Aunque, seamos sinceros, tampoco es un asunto que nos deba quitar el sueño. Esa clase de olvidos (olvidos que, la verdad, son muy sanos) han sucedido todo el tiempo y en todos los tiempos. Fue en 1960, por ejemplo, que Barbara Bryan comenzó a redactar obituarios en el diario en el que trabajaba. Al darse cuenta que los deudos no tenían siquiera idea de la historia personal del muerto en cuestión decidió elaborar un curso sobre cómo redactar obituarios apropiadamente. Y, aunque suene increíble, sus estudiantes hoy se cuentan por docenas cada que abre un curso al respecto.
Sinceros y arrepentidos
El contenido de los obituarios del siglo XXI se ha vuelto ameno, no nos podemos quejar. Ya no es el ladrillote del pasado que solo ponderaba las virtudes del fallecido y nos ocultaba la parte más humana de su vida: la suma de sus vicios y defectos. La periodista Abby D. Phillip, de ABC News, publicó en agosto 19 de 2012 un artículo al que tituló “More Turn to Colorful, Confessing Self-Written Obituaries”. En él, en un tono más bien compungido, el científico Val Patterson, de Salt Lake City, señala: “Mi dolor es que me sentí invencible cuando fumé todos esos cigarros de joven, sabiendo que eran malos para mí. Lo peor de todo es que he robado a mi amada Mary Jane una década o más en la que pudimos envejecer juntos, riendo de todas esas cosas simples que llenaban y nos hacían disfrutar la vida con palabras y momentos felices”.
Conmovedor, ¿verdad?
Tampoco es para tanto, pues resulta que el tierno señor Val Petterson fue en vida un verdadero pícaro. Extendiendo su obituario, el hombre confesó a sus colegas científicos que en realidad él era un ladrón: “Soy el tipo que robó la transmisión del motor View Inn en junio de 1971”. Asimismo, sin aclarar por qué, dijo a Disneylandia y al San Diego’s Sea World que podían sacar de sus registros las “suspensiones de por vida” que pesaban sobre su persona.

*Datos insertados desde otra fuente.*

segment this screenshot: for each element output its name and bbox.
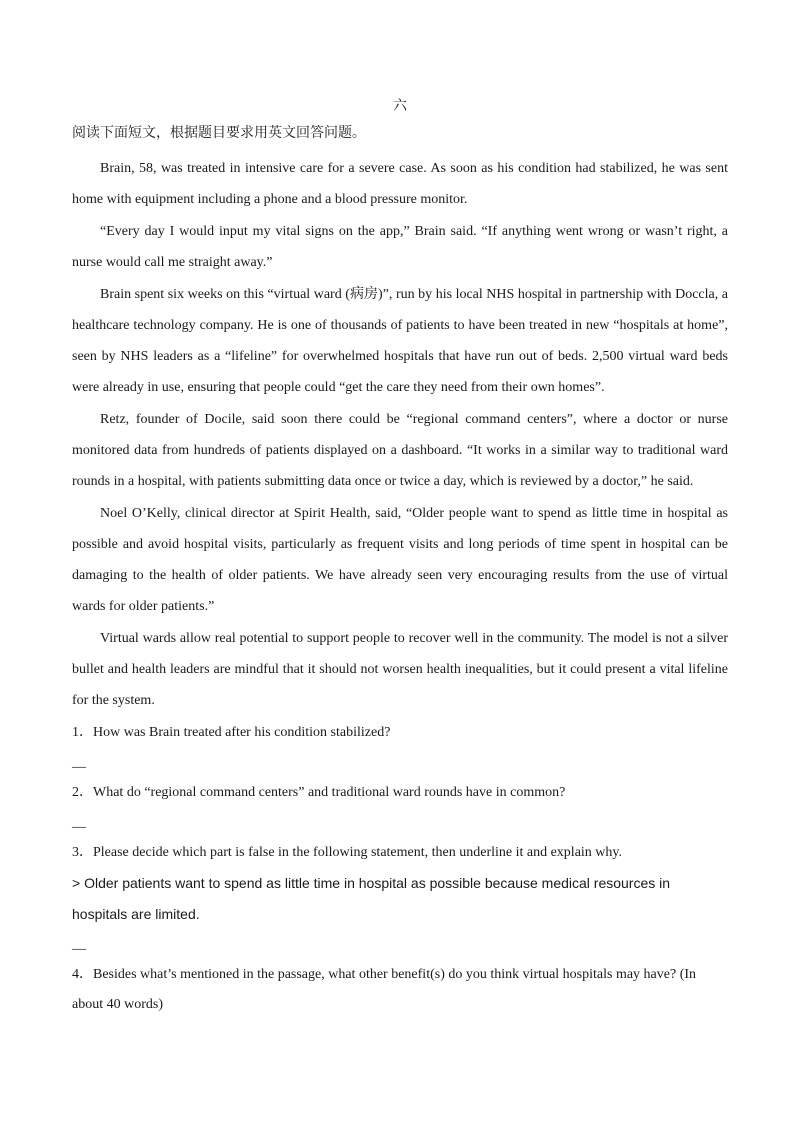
passage-paragraph-5: Noel O’Kelly, clinical director at Spirit Health, said, “Older people want to spend as little time in hospital as possible and avoid hospital visits, particularly as frequent visits and long periods of time spent in hospital can be damaging to the health of older patients. We have already seen very encouraging results from the use of virtual wards for older patients.” [72, 506, 728, 614]
exam-page [72, 96, 728, 1020]
question-1: 1．How was Brain treated after his condition stabilized? [72, 725, 391, 740]
section-number: 六 [393, 99, 407, 114]
answer-blank-3[interactable]: __ [72, 937, 86, 952]
passage-paragraph-1: Brain, 58, was treated in intensive care for a severe case. As soon as his condition had stabilized, he was sent home with equipment including a phone and a blood pressure monitor. [72, 161, 728, 207]
reading-passage [72, 152, 728, 716]
question-3: 3．Please decide which part is false in the following statement, then underline it and explain why. [72, 845, 622, 860]
question-2: 2．What do “regional command centers” and traditional ward rounds have in common? [72, 785, 566, 800]
passage-paragraph-2: “Every day I would input my vital signs on the app,” Brain said. “If anything went wrong or wasn’t right, a nurse would call me straight away.” [72, 224, 728, 270]
question-3-statement: > Older patients want to spend as little time in hospital as possible because medical resources in hospitals are limited. [72, 875, 671, 922]
passage-paragraph-4: Retz, founder of Docile, said soon there could be “regional command centers”, where a doctor or nurse monitored data from hundreds of patients displayed on a dashboard. “It works in a similar way to traditional ward rounds in a hospital, with patients submitting data once or twice a day, which is reviewed by a doctor,” he said. [72, 412, 728, 489]
answer-blank-1[interactable]: __ [72, 755, 86, 770]
section-instruction: 阅读下面短文，根据题目要求用英文回答问题。 [72, 126, 366, 141]
passage-paragraph-6: Virtual wards allow real potential to support people to recover well in the community. The model is not a silver bullet and health leaders are mindful that it should not worsen health inequalities, but it could present a vital lifeline for the system. [72, 631, 728, 708]
passage-paragraph-3: Brain spent six weeks on this “virtual ward (病房)”, run by his local NHS hospital in partnership with Doccla, a healthcare technology company. He is one of thousands of patients to have been treated in new “hospitals at home”, seen by NHS leaders as a “lifeline” for overwhelmed hospitals that have run out of beds. 2,500 virtual ward beds were already in use, ensuring that people could “get the care they need from their own homes”. [72, 287, 728, 395]
question-4: 4．Besides what’s mentioned in the passage, what other benefit(s) do you think virtual hospitals may have? (In about 40 words) [72, 967, 697, 1012]
answer-blank-2[interactable]: __ [72, 815, 86, 830]
question-list [72, 718, 728, 1020]
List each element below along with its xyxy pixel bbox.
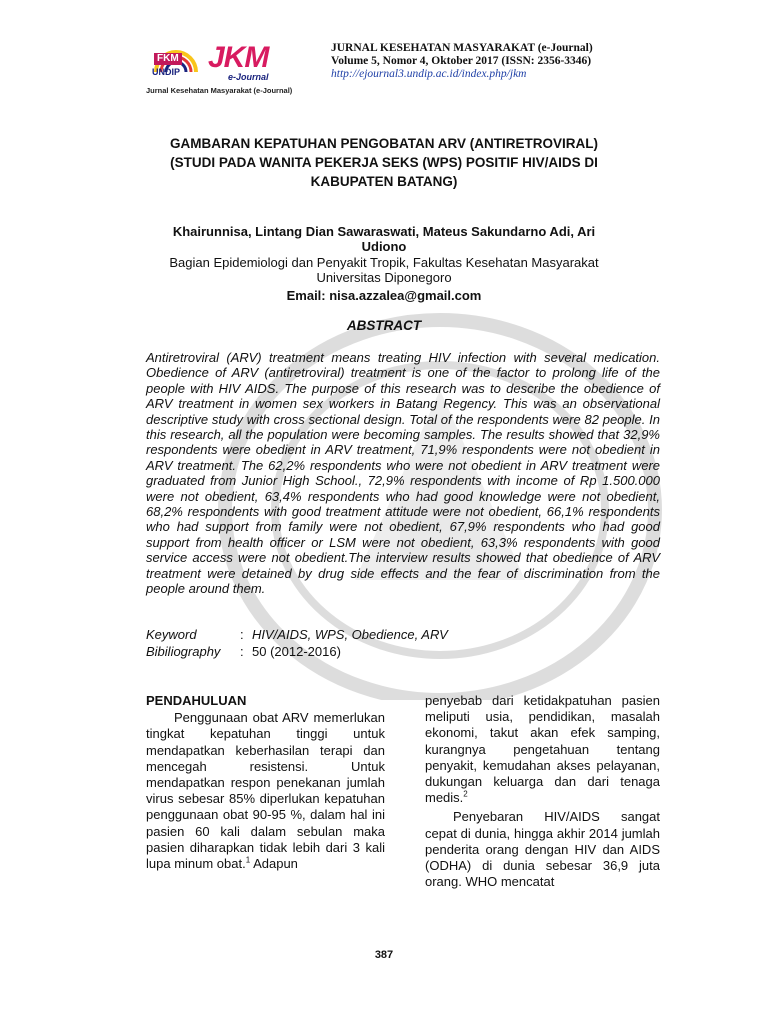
title-line: GAMBARAN KEPATUHAN PENGOBATAN ARV (ANTIRETROVIRAL) (170, 136, 598, 151)
page-number: 387 (374, 949, 394, 961)
keyword-separator: : (240, 627, 244, 642)
body-column-right (425, 693, 660, 890)
citation-mark: 2 (463, 789, 468, 799)
journal-header (331, 42, 593, 81)
body-paragraph (146, 710, 385, 872)
body-paragraph (425, 809, 660, 890)
keyword-value: HIV/AIDS, WPS, Obedience, ARV (252, 627, 448, 642)
logo-subtitle: Jurnal Kesehatan Masyarakat (e-Journal) (146, 86, 293, 95)
logo-jkm-text: JKM (208, 41, 269, 74)
keyword-row (146, 627, 448, 644)
body-paragraph (425, 693, 660, 806)
section-heading: PENDAHULUAN (146, 693, 247, 708)
journal-name: JURNAL KESEHATAN MASYARAKAT (e-Journal) (331, 42, 593, 54)
title-line: KABUPATEN BATANG) (310, 174, 458, 189)
keywords-block (146, 627, 448, 660)
abstract-text: Antiretroviral (ARV) treatment means treating HIV infection with several medication. Obedience of ARV (antiretroviral) treatment is one of the factor to prolong life of the people with HIV AIDS. The purpose of this research was to describe the obedience of ARV treatment in women sex workers in Batang Regency. This was an observational descriptive study with cross sectional design. Total of the respondents were 82 people. In this research, all the population were becoming samples. The results showed that 32,9% respondents were obedient in ARV treatment, 71,9% respondents were not obedient in ARV treatment. The 62,2% respondents who were not obedient in ARV treatment were graduated from Junior High School., 72,9% respondents with income of Rp 1.500.000 were not obedient, 63,4% respondents who had good knowledge were not obedient, 68,2% respondents with good treatment attitude were not obedient, 66,1% respondents who had support from family were not obedient, 67,9% respondents who had good support from health officer or LSM were not obedient, 63,3% respondents with good service access were not obedient.The interview results showed that obedience of ARV treatment were detained by drug side effects and the fear of discrimination from the people around them. (146, 350, 660, 597)
paragraph-text: Penyebaran HIV/AIDS sangat cepat di dunia, hingga akhir 2014 jumlah penderita orang dengan HIV dan AIDS (ODHA) di dunia sebesar 36,9 juta orang. WHO mencatat (425, 809, 660, 890)
contact-email: Email: nisa.azzalea@gmail.com (286, 288, 482, 303)
logo-fkm-text: FKM (154, 53, 182, 65)
bibliography-label: Bibiliography (146, 643, 221, 659)
paragraph-tail: Adapun (250, 856, 298, 872)
bibliography-row (146, 644, 448, 661)
logo-ejournal-text: e-Journal (228, 72, 269, 82)
affiliation: Bagian Epidemiologi dan Penyakit Tropik, Fakultas Kesehatan Masyarakat Universitas Diponegoro (169, 255, 599, 285)
paragraph-text: Penggunaan obat ARV memerlukan tingkat kepatuhan tinggi untuk mendapatkan keberhasilan terapi dan mencegah resistensi. Untuk mendapatkan respon penekanan jumlah virus sebesar 85% diperlukan kepatuhan penggunaan obat 90-95 %, dalam hal ini pasien 60 kali dalam sebulan maka pasien diharapkan tidak lebih dari 3 kali lupa minum obat. (146, 710, 385, 872)
paragraph-text: penyebab dari ketidakpatuhan pasien meliputi usia, pendidikan, masalah ekonomi, takut akan efek samping, kurangnya pengetahuan tentang penyakit, kemudahan akses pelayanan, dukungan keluarga dan dari tenaga medis. (425, 693, 660, 806)
bibliography-separator: : (240, 643, 244, 659)
keyword-label: Keyword (146, 627, 197, 642)
journal-volume: Volume 5, Nomor 4, Oktober 2017 (ISSN: 2356-3346) (331, 55, 592, 67)
bibliography-value: 50 (2012-2016) (252, 643, 341, 659)
body-column-left (146, 693, 385, 872)
title-line: (STUDI PADA WANITA PEKERJA SEKS (WPS) POSITIF HIV/AIDS DI (170, 155, 598, 170)
logo-undip-text: UNDIP (152, 67, 181, 77)
abstract-heading: ABSTRACT (346, 318, 422, 333)
author-list: Khairunnisa, Lintang Dian Sawaraswati, Mateus Sakundarno Adi, Ari Udiono (172, 224, 596, 254)
citation-mark: 1 (245, 855, 251, 865)
journal-logo (146, 40, 306, 98)
paper-title (120, 134, 648, 191)
journal-url-link[interactable]: http://ejournal3.undip.ac.id/index.php/jkm (331, 68, 527, 80)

Su obituario también sirvió para que Patterson diera a conocer públicamente que su filosofía de vida era “todo es cuestión de risa” y que su última carcajada la echó mientras escribía su obituario antes de morir de cáncer en la garganta el 10 de julio de 2012. Tenía 59 años y muchas ganas de seguir riendo.
Aunque, lo mejor de todo es que Val Petterson resultó ser un irreverente como se conocen pocos, y su obituario le funcionó como libreto de vodevil. Así, el Sr. Alegría llegó al punto de poner sus estudios en tela de juicio. Confesó que nunca estudió doctorado alguno y menos obtuvo un título con esa especialización. Dijo que el diploma de doctor le fue enviado por error y correo por parte de la Universidad de Utah. Más aún, con la franqueza que te brinda saber que estás en la última fase de una enfermedad terminal, Petterson añadió en su obituario que no sumó siquiera los créditos suficientes para graduarse en la universidad estatal.
Su obituario lo cierra con un sentido del humor poco común para un ser agonizante: “A todos los ingenieros electrónicos con los que he trabajado, lo siento, pero tienen que admitir que mis diseños siempre han funcionado muy bien; en esas condiciones fueron diseñados, y siempre me hicieron reír en el trabajo”.
Solo que no siempre se toma la muerte con el desenfado que mostró Val Petterson. El cofundador del imperio Apple, Steve Jobs, no bien se enteró que padecía cáncer de páncreas, comisionó a Walter Isaacson a que escribiera su legado, la biografía del genio detrás de la manzana.
¿Ego? ¿Vanidad? No. Jobs solo quería que sus hijos lo “conocieran”. Suena raro, pero así fue. “No siempre estuve ahí para ellos. Yo quería que supieran por qué no estuve y que entendieran por qué lo hice”.
Hoy, más que nunca, todo cabe en un obituario sabiéndolo acomodar.